Without excusing the vulgar, distasteful, disgraceful (insert your adjective here) desecration committed by the Marines themselves, West reminds us that civilians can never fully understand the magnitude of the sacrifices they ask men and women to make on their behalf.
Words of support for the troops are needed now as always, but they’re hardly forthcoming. The Republican presidential candidates, for example, have made no statements of support for the predominantly well-behaved troops as a buttress against the effects on public opinion of the administration’s eager denouncement of the few. William Kristol highlights their silence:
Give me a break. More importantly, give our troops a break. Yes, the Marines who appear to have done what they did should be reprimanded or punished, as they would have been in the normal course of things once their deed came to light. I will even grant that some higher-ups might have felt it prudent to deplore what happened, based on realpolitik considerations of depriving our enemies of excuses to whip up sentiment against us in the region (though I’m doubtful the effort to do this isn’t more counterproductive than not). But the administration’s reaction is over the top. And it smells of cheap self-righteousness and moral posturing from an administration that, to be honest, hasn’t devoted a whole lot of time to thanking our troops for what they’ve been doing in very difficult and dangerous circumstances.
Maybe it was too much to expect senior officials to make the common sense points that 1) this incident is not something to get hysterical about, and 2) it needs to be put in the context of the admirable behavior of 99 percent of our troops 99 percent of the time. But aren’t there Republicans around who might want to make this point? I gather, for example, that there are several people running for the Republican presidential nomination. Maybe one of them could say a good word about our troops?
Those who do dare to speak up are promptly attacked for it. Big Journalism’s Dana Loesch describes the backlash she’s received for a few statements she made on her radio program yesterday to the effect that the reaction to the incident has been overblown:
This is nothing but an exercise in situational, exploitative outrage, and it completely proved the point I was making. The phrases “defile” and “desecration” popped up in my replies on Twitter every minute or so. If “desecration” is a concern for progressives, where was their outrage when the remains of over 200 Air Force members were dumped in a landfill? I’ve seen more outrage towards our troops over this incident than I have ever seen towards the Taliban themselves who’ve beheaded soldiers (American and Afghan), raped and tortured women, sent out suicide bombers, and carried out horrific attacks.
The disproportionate anger on the part of progressives is fueled by their dislike of our military. That[‘s] what this proves. The left is attacking me so they can give the Obama administration a pass–unlike what they did with Bush and Abu Ghraib. Like it or not, I’ll stand up for our troops no matter which president is in charge.
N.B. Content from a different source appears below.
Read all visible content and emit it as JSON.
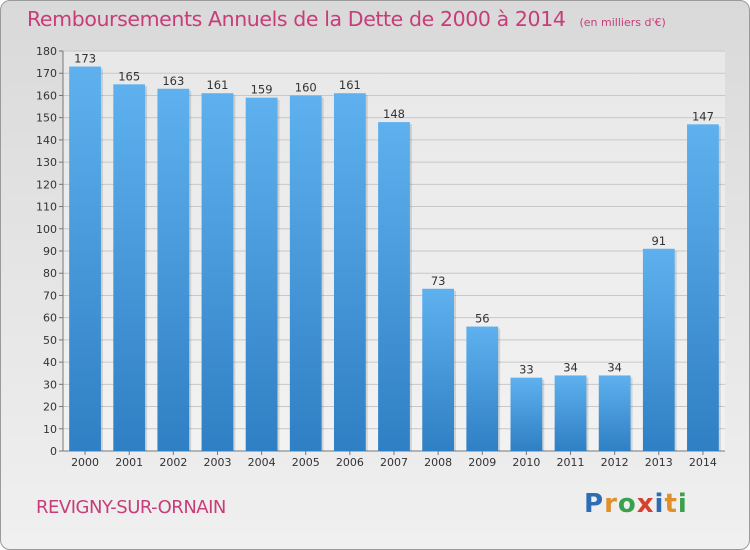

The situation has never called for histrionics, but it has always called for a sober recognition that the reality of war is unfathomable to those who’ve never experienced it, and it is up to us, who remain in comfort while others fight our battles, to sing the praises of those who bear with the unbearable in a brave and noble manner — and to help however we can to restore to those veterans who’ve lost it a deep, abiding conviction in the dignity and worth of the human person.